Analysis of plate reinforced by straight and curved stiffeners by using novel plate elements with refined through-the-thickness expansion

Abstract

In this paper, two-dimensional (2D) structural models are used to analyze thin-walled stiffened structures. A novel approach is presented to model both skins and stiffeners using 2D finite elements (FEs) with enhanced capabilities. The deformation of the stiffeners is accurately described using higher order Lagrange polynomials, and the mechanical continuity between the reinforcements and the skin is automatically ensured in correspondence of the Lagrange points.

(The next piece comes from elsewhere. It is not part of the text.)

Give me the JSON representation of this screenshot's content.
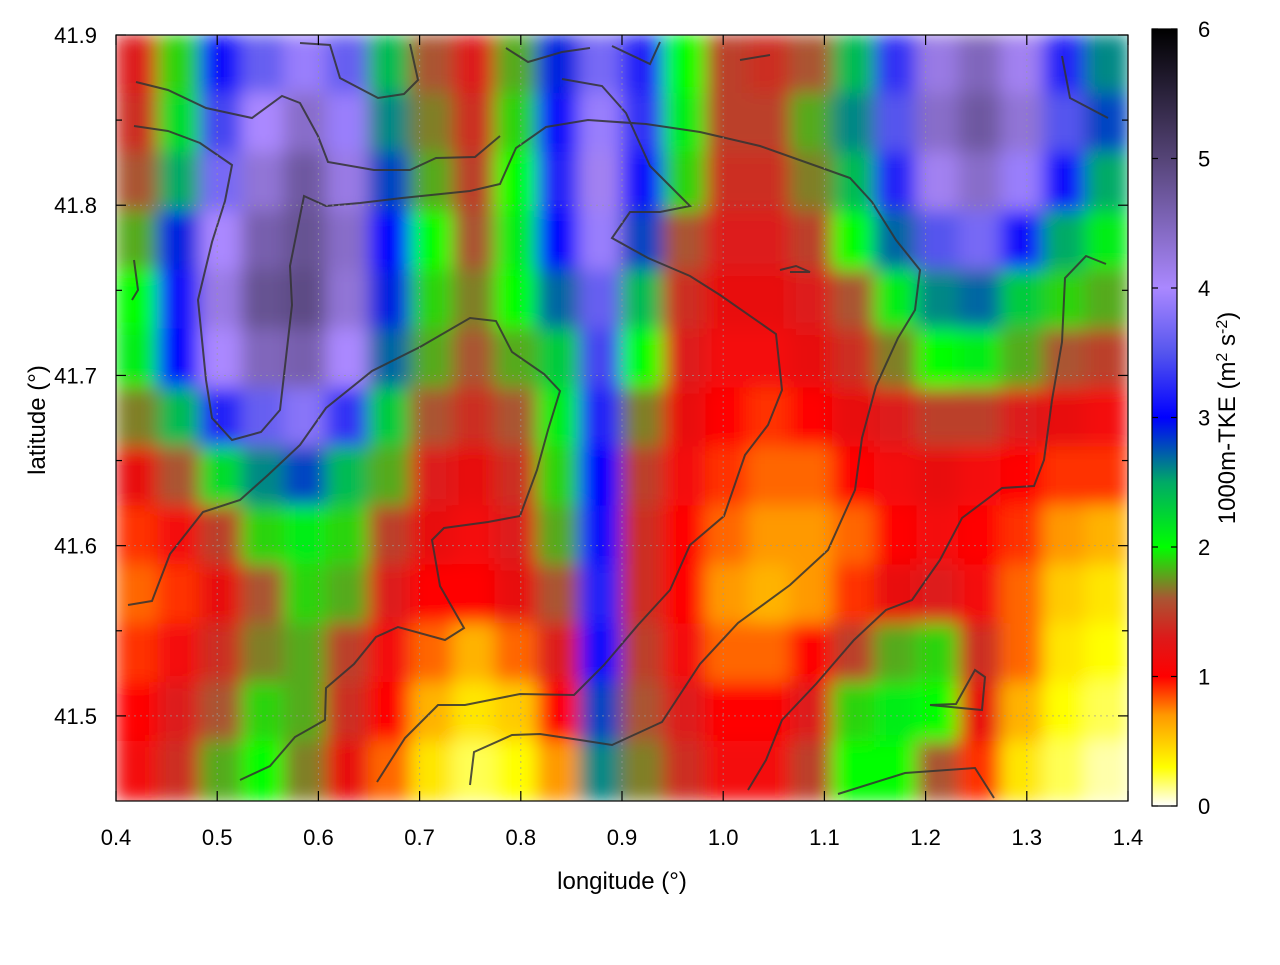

The 2D FEs are built using the Carrera Unified Formulation (CUF), which allows arbitrary refinement of the stiffener kinematics. In this way, any type of deformation can be described and, if a higher-order model is used, the three-dimensional (3D) stress distribution can be evaluated. The proposed model is tested on a stiffened plate and compared with results obtained using traditional FEA, including 3D and 2D models and a combination of 2D and one-dimensional (1D) models for the stiffeners. The results show and demonstrate the reliability of the proposed method, both in terms of displacements and stresses, when compared to the 3D solution. In addition, the computational cost, evaluated here as the number of degrees of freedom (DOFs), is much lower. Finally, the ability of this model to deal with curved stiffeners is demonstrated with practical examples.